Now, as soon as many workers are actually performing builds in parallel the performance of each build will degrade significantly compared to when the very same build would be run in a single worker (and nothing else running in parallel).
Here is an example:
This "build matrix" consists of 20 individual builds:
At the time when this was run there were 10 workers running, so this build started out with 10 individual builds being executed in 10 workers (and VMs) in parallel. This build is one of them and it has taken ~ 2 hours to complete:
[see the last link in the list on the page above, i only can post 2 urls]
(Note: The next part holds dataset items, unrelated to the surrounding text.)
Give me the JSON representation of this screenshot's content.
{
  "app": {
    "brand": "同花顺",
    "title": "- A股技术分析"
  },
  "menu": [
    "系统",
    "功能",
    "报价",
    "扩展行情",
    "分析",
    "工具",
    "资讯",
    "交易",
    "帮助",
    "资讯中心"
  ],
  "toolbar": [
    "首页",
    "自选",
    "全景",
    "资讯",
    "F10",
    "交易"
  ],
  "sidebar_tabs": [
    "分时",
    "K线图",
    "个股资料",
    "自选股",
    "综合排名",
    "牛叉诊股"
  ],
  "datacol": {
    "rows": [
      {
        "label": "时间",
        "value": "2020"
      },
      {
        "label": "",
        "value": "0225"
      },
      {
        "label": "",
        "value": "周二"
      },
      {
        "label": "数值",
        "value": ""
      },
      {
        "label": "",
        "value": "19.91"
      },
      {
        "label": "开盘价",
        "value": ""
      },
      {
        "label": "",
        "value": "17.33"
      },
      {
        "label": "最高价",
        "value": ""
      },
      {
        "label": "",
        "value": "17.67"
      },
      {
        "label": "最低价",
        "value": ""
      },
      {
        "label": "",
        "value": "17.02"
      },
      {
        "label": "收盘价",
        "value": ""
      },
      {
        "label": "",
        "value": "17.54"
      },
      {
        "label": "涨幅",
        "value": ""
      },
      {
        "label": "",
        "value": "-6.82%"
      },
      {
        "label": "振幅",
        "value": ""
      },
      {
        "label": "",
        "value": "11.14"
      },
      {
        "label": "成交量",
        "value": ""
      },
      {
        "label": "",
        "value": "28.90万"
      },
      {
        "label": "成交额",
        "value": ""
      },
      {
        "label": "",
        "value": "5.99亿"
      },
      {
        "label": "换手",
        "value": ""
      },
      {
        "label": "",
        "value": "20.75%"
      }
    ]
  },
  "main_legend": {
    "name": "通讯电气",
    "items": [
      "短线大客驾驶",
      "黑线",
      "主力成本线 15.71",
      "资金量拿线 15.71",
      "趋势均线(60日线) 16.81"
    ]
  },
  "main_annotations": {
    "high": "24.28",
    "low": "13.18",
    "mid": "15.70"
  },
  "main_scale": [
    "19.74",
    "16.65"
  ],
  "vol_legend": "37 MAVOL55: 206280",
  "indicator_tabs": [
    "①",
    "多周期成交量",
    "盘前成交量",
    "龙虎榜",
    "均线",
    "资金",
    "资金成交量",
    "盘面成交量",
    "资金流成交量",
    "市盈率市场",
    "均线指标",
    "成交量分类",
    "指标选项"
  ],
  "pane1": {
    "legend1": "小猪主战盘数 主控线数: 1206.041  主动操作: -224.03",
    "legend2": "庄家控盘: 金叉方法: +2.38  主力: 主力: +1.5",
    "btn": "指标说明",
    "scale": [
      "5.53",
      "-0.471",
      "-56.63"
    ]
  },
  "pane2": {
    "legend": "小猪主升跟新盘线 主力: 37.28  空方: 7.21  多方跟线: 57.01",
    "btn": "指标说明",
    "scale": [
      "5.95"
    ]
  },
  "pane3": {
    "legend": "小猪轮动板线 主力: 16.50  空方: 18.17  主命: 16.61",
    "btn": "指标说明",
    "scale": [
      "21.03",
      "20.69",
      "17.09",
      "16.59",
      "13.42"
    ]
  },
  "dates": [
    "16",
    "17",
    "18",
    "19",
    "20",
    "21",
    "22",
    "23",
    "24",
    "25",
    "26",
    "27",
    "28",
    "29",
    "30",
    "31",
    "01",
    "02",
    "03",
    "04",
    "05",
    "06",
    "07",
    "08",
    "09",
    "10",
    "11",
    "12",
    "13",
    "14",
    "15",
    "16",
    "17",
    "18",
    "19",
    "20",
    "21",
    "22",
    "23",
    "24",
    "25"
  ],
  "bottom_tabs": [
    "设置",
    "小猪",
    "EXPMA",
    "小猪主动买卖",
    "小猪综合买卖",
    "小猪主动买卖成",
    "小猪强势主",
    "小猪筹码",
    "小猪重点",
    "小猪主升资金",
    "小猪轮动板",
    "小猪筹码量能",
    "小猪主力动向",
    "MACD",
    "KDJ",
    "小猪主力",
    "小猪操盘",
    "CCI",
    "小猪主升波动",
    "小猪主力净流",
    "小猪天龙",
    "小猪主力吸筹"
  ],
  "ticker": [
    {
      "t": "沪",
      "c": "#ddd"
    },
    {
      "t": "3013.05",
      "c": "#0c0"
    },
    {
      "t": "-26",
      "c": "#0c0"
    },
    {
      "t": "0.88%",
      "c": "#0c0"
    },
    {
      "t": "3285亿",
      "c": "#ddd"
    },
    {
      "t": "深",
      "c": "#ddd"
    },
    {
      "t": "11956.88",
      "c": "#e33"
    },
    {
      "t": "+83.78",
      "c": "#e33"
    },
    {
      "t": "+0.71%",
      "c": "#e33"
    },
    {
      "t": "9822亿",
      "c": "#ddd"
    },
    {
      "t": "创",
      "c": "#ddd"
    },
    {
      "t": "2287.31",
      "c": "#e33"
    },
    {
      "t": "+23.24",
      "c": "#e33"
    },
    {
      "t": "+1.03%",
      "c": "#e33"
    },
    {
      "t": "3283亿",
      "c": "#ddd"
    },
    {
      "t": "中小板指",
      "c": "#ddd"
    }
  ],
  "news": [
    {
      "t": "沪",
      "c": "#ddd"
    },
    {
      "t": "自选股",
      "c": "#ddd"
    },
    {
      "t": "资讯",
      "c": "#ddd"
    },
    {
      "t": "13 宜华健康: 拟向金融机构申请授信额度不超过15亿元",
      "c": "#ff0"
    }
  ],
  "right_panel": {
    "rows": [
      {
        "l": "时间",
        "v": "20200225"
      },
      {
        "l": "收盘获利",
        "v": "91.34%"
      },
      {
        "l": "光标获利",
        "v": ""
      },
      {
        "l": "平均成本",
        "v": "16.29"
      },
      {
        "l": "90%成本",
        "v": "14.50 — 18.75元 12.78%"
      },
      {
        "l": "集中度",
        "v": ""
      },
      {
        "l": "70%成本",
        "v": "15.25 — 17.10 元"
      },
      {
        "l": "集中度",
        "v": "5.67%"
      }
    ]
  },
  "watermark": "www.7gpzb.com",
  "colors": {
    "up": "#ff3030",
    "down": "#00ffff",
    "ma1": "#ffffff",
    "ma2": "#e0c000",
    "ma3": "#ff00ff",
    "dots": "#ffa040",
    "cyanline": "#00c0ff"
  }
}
The very same build would take only ~ 20 minutes when there are no other builds being executed in parallel. Here's an example of that:
This performance degradation obviously is something we need to sort out but we're not sure where to look.
The test suite basically executes Ruby processes which might shell out and spawn several other Ruby processes each executing unit tests on the codebase. Some of them hit databases such as MySQL, Sqlite3 and Postgres but we also notice the same sort of degradation with tests that do not hit any database at all.
The worker server that hosts these processes and VMs looks like this:
- Linux 2.6.32-31-server #61-Ubuntu SMP Fri Apr 8 19:44:42 UTC 2011 x86_64 GNU/Linux
- 12x (Hexacore) Intel(R) Core(TM) i7 CPU 950 @ 3.07GHz
- 12 GB Memory
- Linux lucid32 2.6.32-28-generic #55-Ubuntu SMP Mon Jan 10 21:21:01 UTC 2011 i686 GNU/Linux
- 1x Intel(R) Core(TM) i7 CPU 950 @ 3.07GHz
- 1 GB Memory
Any hints on how to sort this out or maybe just better identify the root problem would be highly appreciated.